Electrical – Heat sink via holes under voltage regulator LM2596

eaglepcbpower

I am designing a board with LM2596 voltage regulator (12V/5V 3A)

I want to make heat-removing holes under the microcircuit. For this, I decided to use via holes. The board has two layers.
The question is, is this the right solution? Or do they do the heat sink differently?

UPD.

Each empty via (not solder-filled), if depth/periphery ratio is one:one and thus we can model the metal inside the via as a square of copper (plated) of proportion 1:1, and the plated copper is 35 microns (1.4 mils), the standard thickness of foil that is 1 ounce/foot^2 weight, has a THERMAL RESISTANCE of 70 degree Centigrade per watt of heat flow.

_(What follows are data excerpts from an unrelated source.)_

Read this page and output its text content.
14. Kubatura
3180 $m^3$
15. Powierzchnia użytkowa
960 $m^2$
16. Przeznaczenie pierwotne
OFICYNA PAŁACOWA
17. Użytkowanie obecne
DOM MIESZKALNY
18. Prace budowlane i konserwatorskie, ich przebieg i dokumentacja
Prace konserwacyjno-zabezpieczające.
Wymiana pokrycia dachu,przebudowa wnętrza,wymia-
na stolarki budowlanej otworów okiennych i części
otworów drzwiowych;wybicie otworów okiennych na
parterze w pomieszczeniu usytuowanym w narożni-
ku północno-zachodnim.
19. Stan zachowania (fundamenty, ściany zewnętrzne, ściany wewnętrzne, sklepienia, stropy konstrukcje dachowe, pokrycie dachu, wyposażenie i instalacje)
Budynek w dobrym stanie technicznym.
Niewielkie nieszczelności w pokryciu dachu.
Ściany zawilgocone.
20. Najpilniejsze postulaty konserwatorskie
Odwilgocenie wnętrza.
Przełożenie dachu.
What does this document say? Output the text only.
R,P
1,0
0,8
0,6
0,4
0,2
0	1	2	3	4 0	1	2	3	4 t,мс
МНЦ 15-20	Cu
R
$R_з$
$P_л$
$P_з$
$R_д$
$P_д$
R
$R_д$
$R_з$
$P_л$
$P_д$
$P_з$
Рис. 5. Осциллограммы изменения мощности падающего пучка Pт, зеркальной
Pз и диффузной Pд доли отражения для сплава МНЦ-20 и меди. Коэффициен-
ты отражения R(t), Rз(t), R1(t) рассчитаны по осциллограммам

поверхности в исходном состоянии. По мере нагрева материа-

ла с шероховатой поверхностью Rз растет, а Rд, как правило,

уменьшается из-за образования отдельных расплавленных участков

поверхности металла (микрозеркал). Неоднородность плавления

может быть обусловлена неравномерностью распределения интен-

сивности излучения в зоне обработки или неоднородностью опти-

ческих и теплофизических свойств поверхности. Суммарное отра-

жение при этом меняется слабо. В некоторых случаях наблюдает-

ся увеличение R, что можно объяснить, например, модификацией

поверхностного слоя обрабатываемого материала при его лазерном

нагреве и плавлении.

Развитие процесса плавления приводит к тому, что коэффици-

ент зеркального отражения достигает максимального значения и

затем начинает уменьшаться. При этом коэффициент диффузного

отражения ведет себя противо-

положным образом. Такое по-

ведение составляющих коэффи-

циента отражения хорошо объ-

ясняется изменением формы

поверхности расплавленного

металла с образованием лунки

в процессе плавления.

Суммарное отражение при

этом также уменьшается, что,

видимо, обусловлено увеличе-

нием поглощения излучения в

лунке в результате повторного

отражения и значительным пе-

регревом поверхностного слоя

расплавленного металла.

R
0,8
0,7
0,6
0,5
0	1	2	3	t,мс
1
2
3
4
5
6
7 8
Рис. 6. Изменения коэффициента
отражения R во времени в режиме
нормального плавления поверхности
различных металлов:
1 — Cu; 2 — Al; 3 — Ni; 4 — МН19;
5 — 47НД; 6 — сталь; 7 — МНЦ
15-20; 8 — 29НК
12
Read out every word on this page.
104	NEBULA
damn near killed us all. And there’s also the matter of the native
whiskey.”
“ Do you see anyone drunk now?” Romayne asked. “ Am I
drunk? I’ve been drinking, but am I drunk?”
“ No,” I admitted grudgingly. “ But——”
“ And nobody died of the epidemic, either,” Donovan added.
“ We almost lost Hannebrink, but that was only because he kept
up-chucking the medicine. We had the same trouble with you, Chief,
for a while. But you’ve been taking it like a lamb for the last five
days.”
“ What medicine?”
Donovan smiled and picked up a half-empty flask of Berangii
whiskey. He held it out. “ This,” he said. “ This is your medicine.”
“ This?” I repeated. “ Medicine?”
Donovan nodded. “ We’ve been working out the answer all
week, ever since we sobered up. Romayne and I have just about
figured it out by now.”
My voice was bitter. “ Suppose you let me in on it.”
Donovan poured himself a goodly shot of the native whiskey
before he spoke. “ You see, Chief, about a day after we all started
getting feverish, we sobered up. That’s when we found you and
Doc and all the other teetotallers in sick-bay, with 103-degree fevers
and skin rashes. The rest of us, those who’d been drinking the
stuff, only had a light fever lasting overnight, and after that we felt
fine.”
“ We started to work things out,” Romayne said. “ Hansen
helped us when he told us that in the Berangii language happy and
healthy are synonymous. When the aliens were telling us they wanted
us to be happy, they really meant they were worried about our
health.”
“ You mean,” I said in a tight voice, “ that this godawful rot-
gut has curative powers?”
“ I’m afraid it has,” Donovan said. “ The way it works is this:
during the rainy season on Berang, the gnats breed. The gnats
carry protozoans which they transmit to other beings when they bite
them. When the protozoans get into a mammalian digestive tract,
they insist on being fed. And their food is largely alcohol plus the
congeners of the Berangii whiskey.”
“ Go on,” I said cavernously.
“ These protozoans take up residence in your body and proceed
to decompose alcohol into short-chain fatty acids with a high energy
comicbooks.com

And you need to let that heat spread out, on the backside of the PCB, or be taken to metal frame or case or chassis.

You have 4*5 vias in parallel, or about 70/20 = 3.5 degree C per watt, BUT all those 20 vias are transferring heat into the SAME tiny region of the back layer of foil.

You need a way to remove the heat from the 20 vias, but you have no way to remove the heat.

If you do add lots of backside foil, each square of foil offers the previously-mentioned 70 degree Centigrade per watt of thermal resistance.

Like this

simulate this circuit – Schematic created using CircuitLab

The thermal resistance of that first 3*3 ring of squares, around the central heat source, the 8 total squares in that ring, produce 70degreeC/8 = 9 degree Centigrade per watt of heat flow.

Each larger ring of squares (each square being 3:1 larger) also adds 9 degree Centigrade per watt.